Supported by scrims and hung on panels, they are overlaid with his signature-style inset images topped off by brightly colored male and female silhouettes reminiscent of Yves Klein’s nude rubbings. Standoff faces the street; The River is close to the inner lobby window; and Campaign and the three other paintings are set back further within the building and only partly visible from outside. On a gray winter day, the high-pitched colors are dazzling, even before you get close enough to identify the subjects. Salle has always been famous for creating visual conundrums, but on this occasion his installation really ups the ante.
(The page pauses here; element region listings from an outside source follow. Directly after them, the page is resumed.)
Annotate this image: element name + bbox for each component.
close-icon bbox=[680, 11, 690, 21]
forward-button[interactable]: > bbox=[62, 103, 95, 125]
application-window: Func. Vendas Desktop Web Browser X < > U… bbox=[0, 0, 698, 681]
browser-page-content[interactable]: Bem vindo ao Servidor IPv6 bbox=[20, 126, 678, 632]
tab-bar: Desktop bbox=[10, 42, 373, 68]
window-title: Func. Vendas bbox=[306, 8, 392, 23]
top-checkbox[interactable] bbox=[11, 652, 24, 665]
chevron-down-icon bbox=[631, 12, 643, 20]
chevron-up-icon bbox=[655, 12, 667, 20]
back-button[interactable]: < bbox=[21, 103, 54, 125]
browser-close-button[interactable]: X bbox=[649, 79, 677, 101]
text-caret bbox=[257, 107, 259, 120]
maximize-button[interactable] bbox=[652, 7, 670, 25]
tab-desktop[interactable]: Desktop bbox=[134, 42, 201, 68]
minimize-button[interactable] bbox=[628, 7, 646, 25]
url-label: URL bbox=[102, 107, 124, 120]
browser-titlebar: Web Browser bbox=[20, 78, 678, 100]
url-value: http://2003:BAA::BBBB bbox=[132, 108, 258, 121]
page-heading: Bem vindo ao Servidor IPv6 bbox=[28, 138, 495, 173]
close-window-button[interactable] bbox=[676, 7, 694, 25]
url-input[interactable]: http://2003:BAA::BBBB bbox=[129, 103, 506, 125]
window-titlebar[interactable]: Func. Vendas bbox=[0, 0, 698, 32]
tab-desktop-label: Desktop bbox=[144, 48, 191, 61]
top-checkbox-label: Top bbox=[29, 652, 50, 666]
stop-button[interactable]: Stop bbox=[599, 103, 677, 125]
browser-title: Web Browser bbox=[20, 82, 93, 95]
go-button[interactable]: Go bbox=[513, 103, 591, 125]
In a marvelously imaginative interpretative leap the curator Richard Marshall relates this setting to Philip Johnson’s display of Poussin’s Burial of Phocian (1648) within his classic Glass House (1949). Johnson’s collection of modernist paintings and sculptures (including both Stellas and Salles) is installed underground in other, nearby buildings on his estate, but this one old master painting is visible from outside the house. Salle’s Lever House installation mimics and modifies that effect. Looking through the walls of Glass House you see Funeral of Phocion, which depicts a landscape, set within Johnson’s carefully manicured landscape. Salle’s paintings are also set behind glass, but Tapestries/Battles/Allegories is in the city.
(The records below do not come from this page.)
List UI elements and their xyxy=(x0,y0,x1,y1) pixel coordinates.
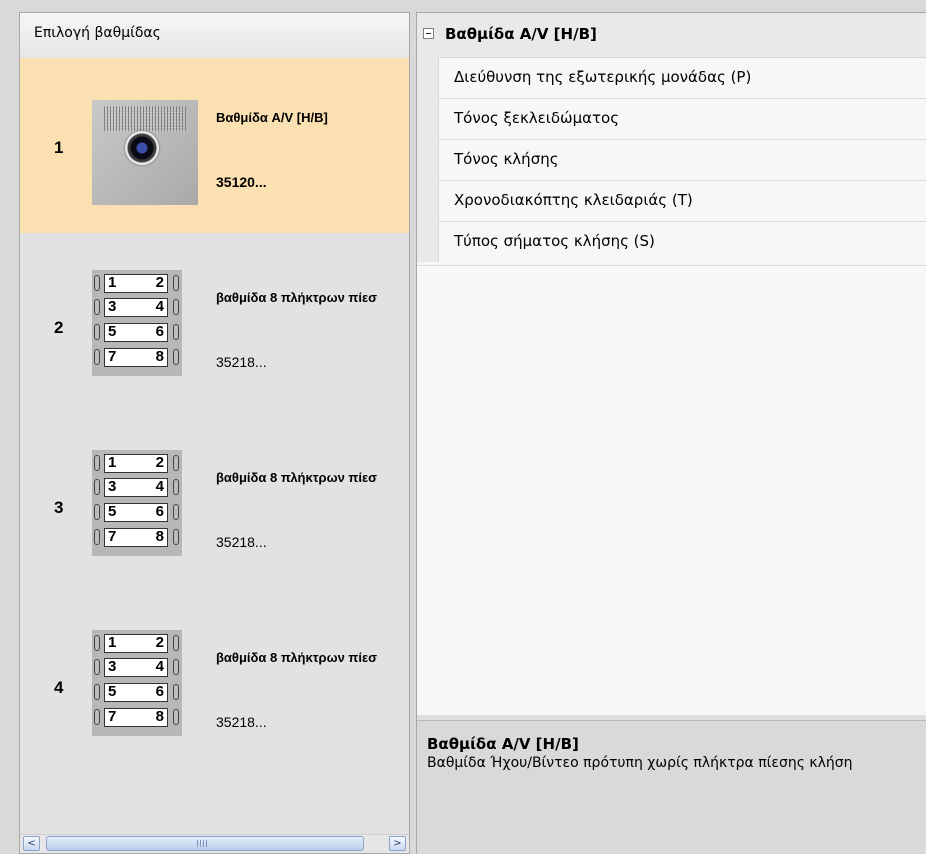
scroll-right-button[interactable]: > xyxy=(389,836,406,851)
module-name: βαθμίδα 8 πλήκτρων πίεσ xyxy=(216,650,378,665)
property-row[interactable]: Τόνος κλήσης xyxy=(417,139,926,180)
property-label: Τύπος σήματος κλήσης (S) xyxy=(454,232,655,250)
keypad-8-buttons-icon: 12 34 56 78 xyxy=(92,270,182,376)
module-code: 35218... xyxy=(216,534,267,550)
description-pane: Βαθμίδα A/V [H/B] Βαθμίδα Ήχου/Βίντεο πρ… xyxy=(417,720,926,854)
module-selection-header: Επιλογή βαθμίδας xyxy=(20,13,409,59)
module-row-1[interactable]: 1 Βαθμίδα A/V [H/B] 35120... xyxy=(20,58,409,233)
property-label: Χρονοδιακόπτης κλειδαριάς (T) xyxy=(454,191,693,209)
property-grid-empty-area xyxy=(417,265,926,716)
property-category-title: Βαθμίδα A/V [H/B] xyxy=(445,25,597,43)
property-category-row[interactable]: Βαθμίδα A/V [H/B] xyxy=(417,13,926,58)
module-row-3[interactable]: 3 12 34 56 78 βαθμίδα 8 πλήκτρων πίεσ 35… xyxy=(20,418,409,593)
scrollbar-grip-icon xyxy=(197,840,207,847)
property-grid-panel: Βαθμίδα A/V [H/B] Διεύθυνση της εξωτερικ… xyxy=(416,12,926,854)
module-code: 35120... xyxy=(216,174,267,190)
horizontal-scrollbar[interactable]: < > xyxy=(20,834,409,853)
row-number: 2 xyxy=(54,318,64,337)
property-row[interactable]: Τόνος ξεκλειδώματος xyxy=(417,98,926,139)
row-number: 4 xyxy=(54,678,64,697)
description-text: Βαθμίδα Ήχου/Βίντεο πρότυπη χωρίς πλήκτρ… xyxy=(427,755,853,771)
module-name: Βαθμίδα A/V [H/B] xyxy=(216,110,328,125)
module-row-2[interactable]: 2 12 34 56 78 βαθμίδα 8 πλήκτρων πίεσ 35… xyxy=(20,238,409,413)
camera-module-icon xyxy=(92,100,198,205)
collapse-icon[interactable] xyxy=(423,28,434,39)
property-row[interactable]: Διεύθυνση της εξωτερικής μονάδας (P) xyxy=(417,57,926,98)
description-title: Βαθμίδα A/V [H/B] xyxy=(427,735,579,753)
module-name: βαθμίδα 8 πλήκτρων πίεσ xyxy=(216,470,378,485)
row-number: 3 xyxy=(54,498,64,517)
scrollbar-thumb[interactable] xyxy=(46,836,364,851)
module-code: 35218... xyxy=(216,714,267,730)
property-row[interactable]: Τύπος σήματος κλήσης (S) xyxy=(417,221,926,262)
module-code: 35218... xyxy=(216,354,267,370)
scroll-left-button[interactable]: < xyxy=(23,836,40,851)
property-label: Διεύθυνση της εξωτερικής μονάδας (P) xyxy=(454,68,752,86)
property-label: Τόνος κλήσης xyxy=(454,150,559,168)
module-selection-panel: Επιλογή βαθμίδας 1 Βαθμίδα A/V [H/B] 351… xyxy=(19,12,410,854)
row-number: 1 xyxy=(54,138,64,157)
module-row-4[interactable]: 4 12 34 56 78 βαθμίδα 8 πλήκτρων πίεσ 35… xyxy=(20,598,409,773)
keypad-8-buttons-icon: 12 34 56 78 xyxy=(92,630,182,736)
property-row[interactable]: Χρονοδιακόπτης κλειδαριάς (T) xyxy=(417,180,926,221)
property-label: Τόνος ξεκλειδώματος xyxy=(454,109,620,127)
keypad-8-buttons-icon: 12 34 56 78 xyxy=(92,450,182,556)
module-name: βαθμίδα 8 πλήκτρων πίεσ xyxy=(216,290,378,305)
To understand its site you need to step back. Lever House (1952) was designed by Gordon Bunshaft, an American follower of Mies van der Rohe, whose masterpiece Seagram Building (1958), done in collaboration with Johnson, is directly across Park Avenue. Just as Johnson struggled with his architect-rivals, so too Salle has battled with his painter-frennemies. Trained as a modernist, Johnson became notorious for his postmodern eclecticism. Salle, who became famous in the heyday of postmodernism, uses his site to subtly allude to Johnson’s style of visual thinking. Stella’s Salto Nel Mio Sacco, a marvelous late modernist abstraction, is not hard to understand. Interpreting Salle’s Tapestries/Battles/Allegories is more challenging.